Quaranta giorni di passione per la Rai. Per riformulare le strategie dell’azienda sulla funzione di servizio pubblico (la concessione dello Stato scade nel 2016), sui programmi, sulla governance economica e quella relativa al personale. Testa e investimenti vengono chiesti alla presidente Annamaria Tarantola, al direttore generale Luigi Gubitosi, al consiglio di amministrazione, sempre più organo di ratifica di decisioni prese nelle stanze del settimo piano espropriate ai consiglieri che tuttavia mantengono, per due sedute al mese, una retribuzione di 66mila euro l’anno, più indennità varie e rimborsi spese.

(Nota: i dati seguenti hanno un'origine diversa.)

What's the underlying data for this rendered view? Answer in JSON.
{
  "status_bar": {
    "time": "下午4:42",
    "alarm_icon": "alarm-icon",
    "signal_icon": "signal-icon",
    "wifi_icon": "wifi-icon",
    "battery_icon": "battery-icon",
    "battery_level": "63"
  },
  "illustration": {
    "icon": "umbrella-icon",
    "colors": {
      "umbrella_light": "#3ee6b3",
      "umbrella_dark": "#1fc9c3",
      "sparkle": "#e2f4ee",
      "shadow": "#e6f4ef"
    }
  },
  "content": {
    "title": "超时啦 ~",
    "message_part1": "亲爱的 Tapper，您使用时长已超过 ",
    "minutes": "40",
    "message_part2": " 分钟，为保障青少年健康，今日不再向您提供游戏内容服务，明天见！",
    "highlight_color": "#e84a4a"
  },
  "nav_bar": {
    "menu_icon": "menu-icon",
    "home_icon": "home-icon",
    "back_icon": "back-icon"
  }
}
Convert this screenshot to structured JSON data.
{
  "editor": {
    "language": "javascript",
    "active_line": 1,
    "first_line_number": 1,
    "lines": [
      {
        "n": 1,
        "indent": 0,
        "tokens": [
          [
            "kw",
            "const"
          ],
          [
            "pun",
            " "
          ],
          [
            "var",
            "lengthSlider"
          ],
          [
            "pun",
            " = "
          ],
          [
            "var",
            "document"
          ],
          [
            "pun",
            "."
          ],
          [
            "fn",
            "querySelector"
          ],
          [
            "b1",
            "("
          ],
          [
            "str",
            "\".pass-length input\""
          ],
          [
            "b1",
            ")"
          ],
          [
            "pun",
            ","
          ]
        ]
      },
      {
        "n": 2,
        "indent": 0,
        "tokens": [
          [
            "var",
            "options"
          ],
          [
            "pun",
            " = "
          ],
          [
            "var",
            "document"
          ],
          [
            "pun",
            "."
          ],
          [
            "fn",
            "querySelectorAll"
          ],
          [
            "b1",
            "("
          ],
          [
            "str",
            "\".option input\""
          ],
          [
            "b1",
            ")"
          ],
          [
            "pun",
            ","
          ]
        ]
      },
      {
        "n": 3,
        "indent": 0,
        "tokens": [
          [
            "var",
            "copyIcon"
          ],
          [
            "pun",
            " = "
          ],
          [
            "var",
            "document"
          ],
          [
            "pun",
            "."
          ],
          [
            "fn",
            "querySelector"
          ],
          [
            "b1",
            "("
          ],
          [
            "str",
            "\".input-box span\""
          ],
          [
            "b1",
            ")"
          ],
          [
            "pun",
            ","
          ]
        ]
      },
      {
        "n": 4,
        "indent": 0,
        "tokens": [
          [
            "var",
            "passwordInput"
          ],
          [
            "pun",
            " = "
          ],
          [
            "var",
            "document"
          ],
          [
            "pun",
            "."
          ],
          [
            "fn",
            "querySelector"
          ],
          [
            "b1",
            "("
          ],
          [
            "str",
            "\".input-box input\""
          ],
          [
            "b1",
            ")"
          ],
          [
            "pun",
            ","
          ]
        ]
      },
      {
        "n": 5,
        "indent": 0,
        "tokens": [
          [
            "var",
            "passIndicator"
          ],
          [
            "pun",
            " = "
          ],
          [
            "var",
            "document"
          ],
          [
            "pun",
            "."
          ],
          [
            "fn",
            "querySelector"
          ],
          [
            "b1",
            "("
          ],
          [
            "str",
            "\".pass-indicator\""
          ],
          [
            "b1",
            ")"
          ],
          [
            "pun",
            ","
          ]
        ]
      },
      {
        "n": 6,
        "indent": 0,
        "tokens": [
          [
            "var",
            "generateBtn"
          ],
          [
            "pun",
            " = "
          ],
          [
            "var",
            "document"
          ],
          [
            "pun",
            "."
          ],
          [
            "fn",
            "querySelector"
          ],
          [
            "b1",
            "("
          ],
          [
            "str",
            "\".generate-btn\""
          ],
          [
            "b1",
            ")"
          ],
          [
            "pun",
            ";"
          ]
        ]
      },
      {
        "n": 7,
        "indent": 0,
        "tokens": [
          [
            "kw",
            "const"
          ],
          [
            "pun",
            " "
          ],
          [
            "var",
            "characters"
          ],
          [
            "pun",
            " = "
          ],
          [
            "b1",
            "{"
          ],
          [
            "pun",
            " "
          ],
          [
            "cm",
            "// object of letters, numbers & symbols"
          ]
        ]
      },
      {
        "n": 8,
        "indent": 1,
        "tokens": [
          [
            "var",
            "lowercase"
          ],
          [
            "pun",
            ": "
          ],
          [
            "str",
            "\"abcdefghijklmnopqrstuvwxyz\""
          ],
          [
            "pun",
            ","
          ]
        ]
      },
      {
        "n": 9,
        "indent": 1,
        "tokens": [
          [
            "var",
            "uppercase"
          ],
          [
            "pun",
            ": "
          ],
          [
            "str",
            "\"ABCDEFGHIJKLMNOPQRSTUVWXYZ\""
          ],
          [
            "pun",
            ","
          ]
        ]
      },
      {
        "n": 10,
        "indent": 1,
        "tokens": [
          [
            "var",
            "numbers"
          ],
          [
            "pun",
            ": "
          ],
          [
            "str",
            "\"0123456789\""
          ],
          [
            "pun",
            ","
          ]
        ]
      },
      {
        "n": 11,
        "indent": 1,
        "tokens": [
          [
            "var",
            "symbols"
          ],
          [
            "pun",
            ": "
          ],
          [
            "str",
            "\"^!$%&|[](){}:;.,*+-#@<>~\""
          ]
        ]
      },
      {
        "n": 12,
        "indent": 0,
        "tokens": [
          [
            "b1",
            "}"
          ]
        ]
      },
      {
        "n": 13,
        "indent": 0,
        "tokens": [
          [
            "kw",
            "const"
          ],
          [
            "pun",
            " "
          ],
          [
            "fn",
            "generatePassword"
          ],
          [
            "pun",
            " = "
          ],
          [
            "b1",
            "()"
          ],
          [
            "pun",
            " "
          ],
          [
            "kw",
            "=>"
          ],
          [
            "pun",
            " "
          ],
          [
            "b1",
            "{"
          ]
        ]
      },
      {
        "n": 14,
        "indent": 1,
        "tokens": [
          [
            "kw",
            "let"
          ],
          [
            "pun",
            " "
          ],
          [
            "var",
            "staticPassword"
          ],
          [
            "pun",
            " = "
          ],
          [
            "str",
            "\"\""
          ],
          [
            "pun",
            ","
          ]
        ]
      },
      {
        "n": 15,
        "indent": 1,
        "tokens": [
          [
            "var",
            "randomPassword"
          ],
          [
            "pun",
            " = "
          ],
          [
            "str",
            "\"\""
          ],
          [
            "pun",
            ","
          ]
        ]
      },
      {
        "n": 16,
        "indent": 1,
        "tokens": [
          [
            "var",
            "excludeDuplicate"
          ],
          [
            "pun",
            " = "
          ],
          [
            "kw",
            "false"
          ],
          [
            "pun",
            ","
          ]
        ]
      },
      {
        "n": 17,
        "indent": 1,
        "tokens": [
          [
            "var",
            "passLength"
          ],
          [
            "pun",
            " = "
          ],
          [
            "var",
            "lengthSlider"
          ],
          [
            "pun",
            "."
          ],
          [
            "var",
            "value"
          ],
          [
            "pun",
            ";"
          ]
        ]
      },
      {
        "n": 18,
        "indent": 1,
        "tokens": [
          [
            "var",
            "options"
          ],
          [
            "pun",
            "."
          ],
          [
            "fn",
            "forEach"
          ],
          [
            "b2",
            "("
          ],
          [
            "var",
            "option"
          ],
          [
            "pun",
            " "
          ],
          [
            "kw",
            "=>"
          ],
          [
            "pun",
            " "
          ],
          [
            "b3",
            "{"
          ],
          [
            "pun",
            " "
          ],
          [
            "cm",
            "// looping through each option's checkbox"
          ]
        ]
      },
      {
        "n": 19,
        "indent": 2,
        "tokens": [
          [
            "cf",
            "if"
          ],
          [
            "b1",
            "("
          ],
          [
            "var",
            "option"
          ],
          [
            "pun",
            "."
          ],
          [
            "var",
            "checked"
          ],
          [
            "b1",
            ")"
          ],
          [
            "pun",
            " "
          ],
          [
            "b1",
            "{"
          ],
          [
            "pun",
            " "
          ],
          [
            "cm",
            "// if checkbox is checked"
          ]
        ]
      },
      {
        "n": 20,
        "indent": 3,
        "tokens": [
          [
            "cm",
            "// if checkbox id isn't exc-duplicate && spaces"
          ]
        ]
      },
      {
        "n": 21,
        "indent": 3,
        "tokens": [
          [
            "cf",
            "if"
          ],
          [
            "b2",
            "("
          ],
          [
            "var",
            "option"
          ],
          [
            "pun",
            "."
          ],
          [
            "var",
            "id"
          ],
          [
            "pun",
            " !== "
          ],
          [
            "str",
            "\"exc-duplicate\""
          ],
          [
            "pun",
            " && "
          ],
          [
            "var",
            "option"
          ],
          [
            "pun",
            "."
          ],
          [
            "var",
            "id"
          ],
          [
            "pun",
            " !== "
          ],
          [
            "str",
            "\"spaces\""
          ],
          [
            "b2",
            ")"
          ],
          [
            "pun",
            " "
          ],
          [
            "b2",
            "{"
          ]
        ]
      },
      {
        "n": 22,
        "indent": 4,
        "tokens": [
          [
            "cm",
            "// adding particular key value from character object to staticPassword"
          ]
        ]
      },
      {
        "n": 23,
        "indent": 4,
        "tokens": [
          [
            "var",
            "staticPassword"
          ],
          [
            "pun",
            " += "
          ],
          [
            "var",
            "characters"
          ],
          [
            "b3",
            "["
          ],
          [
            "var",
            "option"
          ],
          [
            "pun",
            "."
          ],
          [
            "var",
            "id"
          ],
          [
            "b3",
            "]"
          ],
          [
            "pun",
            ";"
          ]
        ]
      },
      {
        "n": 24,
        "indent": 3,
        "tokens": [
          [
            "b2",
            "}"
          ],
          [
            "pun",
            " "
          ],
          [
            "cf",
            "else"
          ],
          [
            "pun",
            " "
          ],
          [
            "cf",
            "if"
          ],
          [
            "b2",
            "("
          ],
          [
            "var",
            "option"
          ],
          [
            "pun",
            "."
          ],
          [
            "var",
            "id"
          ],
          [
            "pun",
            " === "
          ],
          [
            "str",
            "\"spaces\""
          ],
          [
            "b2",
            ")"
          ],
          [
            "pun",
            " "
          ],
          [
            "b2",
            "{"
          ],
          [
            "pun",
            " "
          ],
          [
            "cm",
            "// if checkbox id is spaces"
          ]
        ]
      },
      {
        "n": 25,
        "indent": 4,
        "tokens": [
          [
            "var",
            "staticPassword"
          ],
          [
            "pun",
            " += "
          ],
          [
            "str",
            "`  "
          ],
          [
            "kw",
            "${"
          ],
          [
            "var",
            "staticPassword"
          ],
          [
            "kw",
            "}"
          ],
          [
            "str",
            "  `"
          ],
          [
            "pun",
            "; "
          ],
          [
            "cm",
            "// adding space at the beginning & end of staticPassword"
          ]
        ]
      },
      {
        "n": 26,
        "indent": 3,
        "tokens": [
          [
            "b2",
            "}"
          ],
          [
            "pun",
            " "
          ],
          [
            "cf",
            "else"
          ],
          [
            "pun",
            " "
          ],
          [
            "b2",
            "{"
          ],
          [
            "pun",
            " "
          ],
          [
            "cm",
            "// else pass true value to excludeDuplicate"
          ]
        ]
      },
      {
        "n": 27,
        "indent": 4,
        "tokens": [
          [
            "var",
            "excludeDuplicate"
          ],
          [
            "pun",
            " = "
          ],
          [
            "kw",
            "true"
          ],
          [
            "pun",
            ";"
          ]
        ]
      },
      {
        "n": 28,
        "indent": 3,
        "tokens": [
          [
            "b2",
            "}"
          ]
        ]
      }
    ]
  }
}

Si è cominciato ieri con il varo di un regolamento sulle carte di credito aziendali, sulle spese di rappresentanza (non oltre 10mila l’anno a testa), sulla riduzione delle auto a noleggio soltanto per comprovate esigenze di servizio. Si proseguirà con l’esame del dossier presentato dalle organizzazioni sindacali a fine estate sullo stato di salute del gruppo di viale Mazzini. C’è poi l’attesa per il congresso dell’Usigrai che si svolgerà dal 20 al 24 novembre a Salerno e nel quale si deciderà la successione al napoletano inviato dello sport Carlo Verna, non più rieleggibile.
Ma lo showdown è previsto per i giorni che precedono Natale. Le nomine di personaggi esterni all’azienda (Sipra, relazioni esterne, direzione finanziaria) hanno suscitato qualche reazione negativa ma non più di tanto. L’attesa maggiore è per il cambio alla Rete uno e al Tg1. Il pensionato direttore del Tg1 Alberto Maccari (che in questi mesi non ha creato problemi anzi ha guidato il telegiornale ad ascolti sempre superiori ai 5 milioni, come aveva fatto a suo tempo Andrea Giubilo) non può superare San Silvestro e quindi deve essere sostituito. Le manovre sono in verità già iniziate e Saxa Rubra si sta allenando nel totonomine.
Due interni (Giancarlo Leone per la Rete e Antonio Preziosi per il telegiornale lasciando libero la poltronissima della radio?) oppure uno e uno, accontentando il tecnico Monti e la politica? La proposta spetta al direttore generale ma si sa che i suoi telefoni sono caldi e anche intercettabili e quindi i giochi si stanno facendo in altre sedi più riservate (Palazzo Chigi, la Bocconi, qualche sede di partito). Quanto peserà l’Usigrai? Negli anni passati una delle redazioni più numerose del giornalismo italiano ha sempre avuto un ruolo non marginale. Fu così nella cacciata di Fede, nelle nomine di Albino Longhi, Rodolfo Brancoli, Gad Lerner, Giulio Borrelli. Non di Clemente Mimun, Rossella, Minzolini. Anche la sfida tra Vittorio Di Trapani (eletto con 678 voti) e Giorgio Balzoni (437 voti) per la carica di segretario è vista nel quadro dei cambiamenti che si appresta a vivere il maggiore telegiornale della Rai. Giorgio Balzoni, di matrice cattolica, moderato di sinistra, torna sulla scena dopo essere stato leader del sindacato negli anni Novanta. Di Trapani invece viene dalla redazione Rainews di Corradino Mineo ed è considerato più vicino alle posizioni del Pd laico.
Con le decisioni sull’ammiraglia di viale Mazzini dovrebbero essere resi noti i contorni del piano editoriale che voci di corridoio annunciano pieno di tagli e sacrifici (meno duemila dipendenti tra giornalisti, tecnici, impiegati e dirigenti). Non è però ancora quello che serve alla Rai per sopravvivere. Deve essere precisata una strategia unitaria che ora non c’è, né in termini di target né di offerta e neppure nel digitale, nonostante la Rai sia stata la prima ad utilizzarlo.
I buchi neri sono la Sipra (l’azienda per la raccolta della pubblicità), i portali Internet e i canali digitali che non portano soldi. Oltre, naturalmente, all’evasione del canone, che pur rappresenta oggi il 55% dell’intero ammontare dei ricavi Rai.